Segundo a Chefe da Divisão de Memória Judiciária do Arquivo, Maíra Paim, o evento marca a mudança da capital da perspectiva sancristovense. “A gente queria dar voz ao povo de São Cristóvão, saber um pouco o lado deles porque sempre ouvimos o lado de Aracaju. Adailton traz justamente a mudança da capital vista pelos moradores de São Cristóvão e a figura de João Bebe Água”, salientou Maíra, lembrando que o Arquivo guarda não só documentos jurídicos, mas também históricos.

“Pela primeira vez, estamos materializando a história de João Bebe Água, que estava apenas no imaginário do povo sergipano.
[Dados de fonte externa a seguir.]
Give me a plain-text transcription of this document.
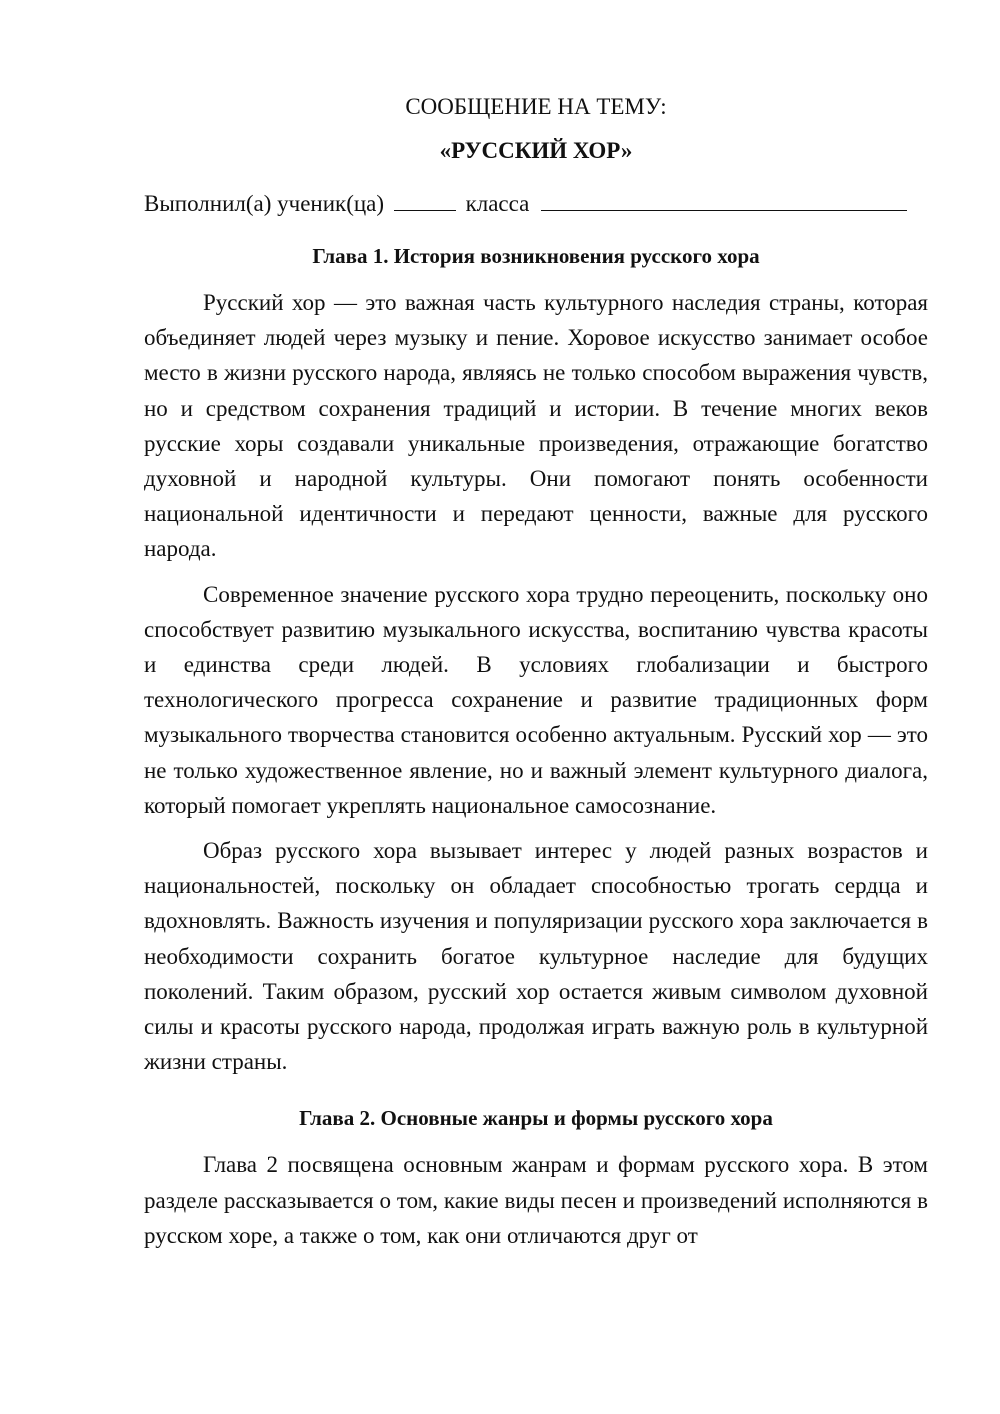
СООБЩЕНИЕ НА ТЕМУ:
«РУССКИЙ ХОР»
Выполнил(а) ученик(ца)	класса
Глава 1. История возникновения русского хора

Русский хор — это важная часть культурного наследия страны, которая объединяет людей через музыку и пение. Хоровое искусство занимает особое место в жизни русского народа, являясь не только способом выражения чувств, но и средством сохранения традиций и истории. В течение многих веков русские хоры создавали уникальные произведения, отражающие богатство духовной и народной культуры. Они помогают понять особенности национальной идентичности и передают ценности, важные для русского народа.

Современное значение русского хора трудно переоценить, поскольку оно способствует развитию музыкального искусства, воспитанию чувства красоты и единства среди людей. В условиях глобализации и быстрого технологического прогресса сохранение и развитие традиционных форм музыкального творчества становится особенно актуальным. Русский хор — это не только художественное явление, но и важный элемент культурного диалога, который помогает укреплять национальное самосознание.

Образ русского хора вызывает интерес у людей разных возрастов и национальностей, поскольку он обладает способностью трогать сердца и вдохновлять. Важность изучения и популяризации русского хора заключается в необходимости сохранить богатое культурное наследие для будущих поколений. Таким образом, русский хор остается живым символом духовной силы и красоты русского народа, продолжая играть важную роль в культурной жизни страны.

Глава 2. Основные жанры и формы русского хора

Глава 2 посвящена основным жанрам и формам русского хора. В этом разделе рассказывается о том, какие виды песен и произведений исполняются в русском хоре, а также о том, как они отличаются друг от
Não se tinha uma foto e nenhum documento assinado por ele, que foi uma figura controversa e alvo de muitas lendas totalmente deturpadas. Diziam que ele foi problemático, cachaceiro, sem credibilidade e, com isso, não teve sucesso ao tentar evitar que São Cristóvão perdesse o status de capital de Sergipe”, explicou Adailton.

Documentos encontrados por historiadores, incluindo Adailton, mostram um lado totalmente oposto de João Bebe Água. “A documentação existente no Memorial e no Arquivo do Poder Judiciário mostra que ele foi Presidente da Câmara de Vereadores, Presidente da Mesa de Rendas, que seria hoje um Secretário da Fazenda, foi Juiz de Paz e, mais ainda, foi Presidente da Irmandade dos Homens Pardos do Amparo, que exigia uma vida consagrada, sem beber, sem fumar, sem relacionamentos fora de casa. Então, imagine ser o Presidente dessa Ordem?”, indagou Adailton.

O evento contou ainda com a apresentação do grupo de Chegança de São Cristóvão. “O grupo original era composto só por homens, mas meu pai decidiu inserir mulheres porque alguns homens já não queriam mais assumir a responsabilidade. Para cidade, acho importante ter esse grupo, para mantermos a tradição. E, pessoalmente, para mim é uma grande honra assumir o papel do meu pai, que já faleceu e era conhecido como Chico da Chegança”, contou Ana Cláudia, coordenadora do grupo. A Chegança representa uma contenda entre cristãos e mouros, com cantos e embaixadas, na qual os mouros são vencidos e a fé cristã é exaltada.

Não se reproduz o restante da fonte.